I'm sure you have more experience with it than me, and I don't mean the following in a bad/negative/rude way, but do you guess this or know this?
I would translate an (elevator) stick input to a "fly in this heading with this velocity" (Earth reference frame), and have the drone calculate the required angles based on compass IMU and GPS.
What you say they do is translate an (elevator) stick input to "put the drone at this (pitch) angle" (drone reference frame), and then apply compass IMU and GPS calculations. This seems like a mucky way to do it because now you have a stick input pitch angle and a different actual pitch angle (because of wind it can even have an actual angle tilting back while the pitch input is forwards). This will also mess with the expo and gain settings which makes the whole setup a recipe for mistakes.
I think in P-GPS mode moving the stick is not a command to the drone reference frame, but to the earth reference frame. Only in ATTI mode is a stick command an input to the drone reference frame (because in ATTI stick pitch == drone pitch). If this is true a drone with the OP's issue, in P-GPS mode would fly backward when giving forward stick input, I think?
I don't have any documentation to support my claim other than this is how I would have designed it.
That's an insightful post, and I understand your argument, but it puts the cart before the horse. You are correct that in P-GPS mode the aircraft will attempt to match track with heading, but it cannot make a course correction until it detects a track. So, even in P-GPS mode, elevator and aileron translate to pitch and roll changes on which the FC will superimpose course corrections to maintain track.

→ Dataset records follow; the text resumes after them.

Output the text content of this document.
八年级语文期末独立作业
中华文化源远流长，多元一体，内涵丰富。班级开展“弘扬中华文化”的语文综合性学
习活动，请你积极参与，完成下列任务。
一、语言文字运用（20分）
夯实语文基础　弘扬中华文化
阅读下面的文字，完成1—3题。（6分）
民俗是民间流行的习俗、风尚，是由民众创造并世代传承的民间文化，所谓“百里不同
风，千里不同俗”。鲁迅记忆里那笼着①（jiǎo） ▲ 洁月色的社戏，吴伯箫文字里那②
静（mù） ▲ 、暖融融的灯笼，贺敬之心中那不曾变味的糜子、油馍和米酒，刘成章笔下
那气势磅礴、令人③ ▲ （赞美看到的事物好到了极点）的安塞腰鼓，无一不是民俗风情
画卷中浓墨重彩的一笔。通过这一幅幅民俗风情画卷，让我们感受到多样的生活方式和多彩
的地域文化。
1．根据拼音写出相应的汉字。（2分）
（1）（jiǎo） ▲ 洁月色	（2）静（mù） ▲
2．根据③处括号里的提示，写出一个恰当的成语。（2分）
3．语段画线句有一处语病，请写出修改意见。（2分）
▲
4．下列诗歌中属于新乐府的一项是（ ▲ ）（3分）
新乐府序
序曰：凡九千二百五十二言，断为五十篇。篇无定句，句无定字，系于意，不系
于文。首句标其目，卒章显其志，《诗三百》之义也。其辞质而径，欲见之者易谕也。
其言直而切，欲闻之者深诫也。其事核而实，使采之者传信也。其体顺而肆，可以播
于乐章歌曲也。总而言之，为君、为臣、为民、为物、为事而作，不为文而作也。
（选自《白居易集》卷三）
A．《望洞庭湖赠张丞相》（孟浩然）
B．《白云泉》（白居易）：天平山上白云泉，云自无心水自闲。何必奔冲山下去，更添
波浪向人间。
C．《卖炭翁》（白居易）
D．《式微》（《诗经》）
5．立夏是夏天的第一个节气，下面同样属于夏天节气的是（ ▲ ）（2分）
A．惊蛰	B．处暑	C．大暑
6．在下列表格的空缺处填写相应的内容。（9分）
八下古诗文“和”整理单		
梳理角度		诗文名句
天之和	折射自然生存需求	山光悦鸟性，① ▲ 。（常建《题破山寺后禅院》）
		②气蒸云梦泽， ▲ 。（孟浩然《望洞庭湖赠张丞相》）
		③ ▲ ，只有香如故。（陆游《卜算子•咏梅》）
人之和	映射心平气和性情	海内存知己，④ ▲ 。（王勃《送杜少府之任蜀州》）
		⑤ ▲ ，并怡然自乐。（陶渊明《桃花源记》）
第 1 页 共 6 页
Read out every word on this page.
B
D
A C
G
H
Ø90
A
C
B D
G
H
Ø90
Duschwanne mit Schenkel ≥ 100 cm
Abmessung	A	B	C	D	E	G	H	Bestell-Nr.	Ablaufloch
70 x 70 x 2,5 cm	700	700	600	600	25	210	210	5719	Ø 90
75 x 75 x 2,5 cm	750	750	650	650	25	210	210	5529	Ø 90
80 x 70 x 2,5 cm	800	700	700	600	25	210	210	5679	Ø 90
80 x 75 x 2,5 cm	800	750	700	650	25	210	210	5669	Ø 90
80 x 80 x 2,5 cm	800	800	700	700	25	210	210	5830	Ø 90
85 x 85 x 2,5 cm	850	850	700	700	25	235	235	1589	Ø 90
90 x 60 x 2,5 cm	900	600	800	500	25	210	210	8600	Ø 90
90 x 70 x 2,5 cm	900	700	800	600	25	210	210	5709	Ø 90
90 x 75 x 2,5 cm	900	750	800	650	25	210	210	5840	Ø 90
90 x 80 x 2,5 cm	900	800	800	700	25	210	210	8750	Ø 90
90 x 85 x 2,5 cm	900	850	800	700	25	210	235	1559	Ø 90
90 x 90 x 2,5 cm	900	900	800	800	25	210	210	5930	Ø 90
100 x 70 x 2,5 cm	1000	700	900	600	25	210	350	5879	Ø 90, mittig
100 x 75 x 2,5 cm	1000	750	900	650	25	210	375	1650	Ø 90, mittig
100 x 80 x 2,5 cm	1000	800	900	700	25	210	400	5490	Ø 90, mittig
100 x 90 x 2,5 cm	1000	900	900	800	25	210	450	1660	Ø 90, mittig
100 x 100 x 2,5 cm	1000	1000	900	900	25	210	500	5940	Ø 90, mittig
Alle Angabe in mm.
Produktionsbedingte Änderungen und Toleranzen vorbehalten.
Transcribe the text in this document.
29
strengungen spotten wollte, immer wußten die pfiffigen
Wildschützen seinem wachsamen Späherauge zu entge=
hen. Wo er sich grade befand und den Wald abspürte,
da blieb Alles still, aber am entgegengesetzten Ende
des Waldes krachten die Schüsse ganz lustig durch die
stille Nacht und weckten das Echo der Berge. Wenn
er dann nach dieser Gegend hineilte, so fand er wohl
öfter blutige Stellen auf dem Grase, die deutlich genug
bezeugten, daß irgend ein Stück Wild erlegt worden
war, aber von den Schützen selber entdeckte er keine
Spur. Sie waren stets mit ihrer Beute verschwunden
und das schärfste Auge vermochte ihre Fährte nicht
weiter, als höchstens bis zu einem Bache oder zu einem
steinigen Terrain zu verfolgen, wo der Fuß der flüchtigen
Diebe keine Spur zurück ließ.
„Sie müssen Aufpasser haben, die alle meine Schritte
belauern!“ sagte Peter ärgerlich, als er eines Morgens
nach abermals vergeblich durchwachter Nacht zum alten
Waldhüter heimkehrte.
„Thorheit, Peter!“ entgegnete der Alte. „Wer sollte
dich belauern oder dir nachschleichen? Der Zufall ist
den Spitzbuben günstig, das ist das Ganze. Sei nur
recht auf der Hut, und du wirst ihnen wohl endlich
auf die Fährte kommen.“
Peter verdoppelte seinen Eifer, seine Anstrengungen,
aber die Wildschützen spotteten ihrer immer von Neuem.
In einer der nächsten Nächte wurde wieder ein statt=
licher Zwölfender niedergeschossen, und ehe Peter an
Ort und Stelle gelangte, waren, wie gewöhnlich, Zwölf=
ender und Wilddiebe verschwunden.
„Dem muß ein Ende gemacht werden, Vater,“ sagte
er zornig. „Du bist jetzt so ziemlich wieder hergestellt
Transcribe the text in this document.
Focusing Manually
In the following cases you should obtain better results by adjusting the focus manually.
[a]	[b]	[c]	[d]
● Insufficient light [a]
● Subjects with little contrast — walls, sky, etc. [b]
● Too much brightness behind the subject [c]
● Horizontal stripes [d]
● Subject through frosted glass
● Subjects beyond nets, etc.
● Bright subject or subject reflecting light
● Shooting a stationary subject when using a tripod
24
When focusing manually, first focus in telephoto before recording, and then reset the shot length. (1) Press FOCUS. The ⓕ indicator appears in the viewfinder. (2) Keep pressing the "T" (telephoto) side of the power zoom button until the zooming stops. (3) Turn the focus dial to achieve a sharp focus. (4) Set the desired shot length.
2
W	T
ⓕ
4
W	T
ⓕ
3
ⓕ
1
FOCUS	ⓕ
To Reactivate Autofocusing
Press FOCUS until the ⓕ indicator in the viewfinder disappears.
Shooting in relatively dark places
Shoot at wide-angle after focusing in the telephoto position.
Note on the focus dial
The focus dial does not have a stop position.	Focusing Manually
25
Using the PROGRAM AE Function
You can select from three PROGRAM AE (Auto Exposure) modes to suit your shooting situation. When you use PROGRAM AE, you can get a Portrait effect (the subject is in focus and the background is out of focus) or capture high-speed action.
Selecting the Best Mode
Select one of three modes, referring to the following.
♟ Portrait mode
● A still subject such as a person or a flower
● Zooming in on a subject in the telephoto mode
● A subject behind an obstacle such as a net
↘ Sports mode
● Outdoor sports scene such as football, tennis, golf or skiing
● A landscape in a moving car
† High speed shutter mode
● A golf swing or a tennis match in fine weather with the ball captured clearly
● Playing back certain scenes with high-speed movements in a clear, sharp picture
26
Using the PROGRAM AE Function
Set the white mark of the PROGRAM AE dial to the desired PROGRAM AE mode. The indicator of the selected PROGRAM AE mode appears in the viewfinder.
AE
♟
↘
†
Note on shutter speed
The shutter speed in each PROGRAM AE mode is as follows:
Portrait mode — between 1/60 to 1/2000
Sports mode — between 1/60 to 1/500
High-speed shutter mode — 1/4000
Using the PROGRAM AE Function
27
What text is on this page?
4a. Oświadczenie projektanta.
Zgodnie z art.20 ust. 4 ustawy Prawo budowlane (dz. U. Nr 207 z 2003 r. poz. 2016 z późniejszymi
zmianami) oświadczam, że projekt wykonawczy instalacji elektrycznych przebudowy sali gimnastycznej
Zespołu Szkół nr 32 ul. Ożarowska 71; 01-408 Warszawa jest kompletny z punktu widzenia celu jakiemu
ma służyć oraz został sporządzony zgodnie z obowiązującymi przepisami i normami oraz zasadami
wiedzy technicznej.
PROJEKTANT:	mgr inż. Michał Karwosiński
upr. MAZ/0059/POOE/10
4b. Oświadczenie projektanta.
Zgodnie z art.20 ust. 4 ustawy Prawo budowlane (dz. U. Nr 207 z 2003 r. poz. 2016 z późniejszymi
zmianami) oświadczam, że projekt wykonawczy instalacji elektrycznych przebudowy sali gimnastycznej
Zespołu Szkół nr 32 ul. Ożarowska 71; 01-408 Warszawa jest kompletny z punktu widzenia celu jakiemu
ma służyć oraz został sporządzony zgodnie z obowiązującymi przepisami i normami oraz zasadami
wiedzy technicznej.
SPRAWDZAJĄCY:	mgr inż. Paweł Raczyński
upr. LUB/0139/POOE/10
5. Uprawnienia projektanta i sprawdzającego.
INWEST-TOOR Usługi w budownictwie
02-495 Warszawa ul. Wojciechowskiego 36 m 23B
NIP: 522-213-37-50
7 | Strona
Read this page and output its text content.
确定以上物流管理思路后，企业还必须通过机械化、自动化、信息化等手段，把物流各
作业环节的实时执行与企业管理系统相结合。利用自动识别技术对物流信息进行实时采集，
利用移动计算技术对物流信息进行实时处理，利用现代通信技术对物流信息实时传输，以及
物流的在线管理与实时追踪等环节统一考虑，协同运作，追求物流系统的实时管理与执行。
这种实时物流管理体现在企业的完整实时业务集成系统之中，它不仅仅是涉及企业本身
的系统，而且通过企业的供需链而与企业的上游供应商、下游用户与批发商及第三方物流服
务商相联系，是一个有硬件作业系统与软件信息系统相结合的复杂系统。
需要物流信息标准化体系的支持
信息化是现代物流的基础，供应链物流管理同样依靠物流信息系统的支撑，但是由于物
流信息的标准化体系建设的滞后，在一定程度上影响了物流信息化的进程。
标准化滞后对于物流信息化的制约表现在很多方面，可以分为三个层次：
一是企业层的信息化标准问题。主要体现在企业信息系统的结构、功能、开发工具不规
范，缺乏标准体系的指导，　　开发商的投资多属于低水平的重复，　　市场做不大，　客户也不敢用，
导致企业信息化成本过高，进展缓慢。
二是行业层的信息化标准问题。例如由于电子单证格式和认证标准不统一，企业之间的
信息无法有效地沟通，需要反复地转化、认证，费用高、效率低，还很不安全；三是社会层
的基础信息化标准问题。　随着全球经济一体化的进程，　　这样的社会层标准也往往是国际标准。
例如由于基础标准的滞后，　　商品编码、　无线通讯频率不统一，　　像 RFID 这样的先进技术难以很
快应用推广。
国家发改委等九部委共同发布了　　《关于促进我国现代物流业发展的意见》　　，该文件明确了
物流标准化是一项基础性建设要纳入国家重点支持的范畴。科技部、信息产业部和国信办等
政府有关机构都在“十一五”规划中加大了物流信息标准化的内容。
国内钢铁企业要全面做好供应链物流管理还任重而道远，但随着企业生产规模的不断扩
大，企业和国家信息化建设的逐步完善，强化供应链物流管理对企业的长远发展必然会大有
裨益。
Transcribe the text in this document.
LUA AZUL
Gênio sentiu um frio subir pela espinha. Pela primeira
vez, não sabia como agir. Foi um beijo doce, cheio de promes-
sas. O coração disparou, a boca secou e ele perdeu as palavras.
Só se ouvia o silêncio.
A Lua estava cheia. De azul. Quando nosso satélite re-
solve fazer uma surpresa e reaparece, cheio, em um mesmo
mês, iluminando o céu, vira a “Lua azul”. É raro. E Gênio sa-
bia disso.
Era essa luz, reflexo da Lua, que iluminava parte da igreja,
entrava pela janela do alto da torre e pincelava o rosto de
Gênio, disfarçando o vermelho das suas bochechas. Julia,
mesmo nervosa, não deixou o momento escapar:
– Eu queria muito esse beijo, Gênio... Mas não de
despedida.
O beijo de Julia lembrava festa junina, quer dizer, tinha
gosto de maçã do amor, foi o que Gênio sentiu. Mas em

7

Now if the IMU heading is 180° off then as far as the FC is concerned, initial motion when forward elevator is applied will be in the opposite direction than it expected - it will detect, effectively, that it is moving backwards instead of forwards. Its response will be more forward pitch, not less, to attempt to move in what it wrongly thinks is the forwards direction, which will push it even faster in the direction it is facing. Now we have uncontrolled flight, but forwards, not backwards, probably followed by a high wind warning flag when it is unable to correct for what it detects (incorrectly) as drift that it cannot counter.
On the question of whether I'm guessing - no - it's based on a combination of knowing how sensor fusion works in GPS modes and looking at logs of this actually happening. In this particular example the initial FC response was due to drift rather than stick inputs, but in other cases it has been stick input that triggers the uncontrolled response. The results are both consistent with theory.
So you are entirely correct that the goal of the FC in P-GPS mode is to translate elevator to "fly a track in the direction of the current heading", but your proposed mechanism to do that is not quite correct. It's not going to fly backwards on application of forward elevator because it doesn't know that it is facing the wrong direction, and once it moves in the wrong direction, it assumes that's due to wind and applies even more forward pitch, rather than immediately concluding that its yaw value is out by 180°. Does that make sense?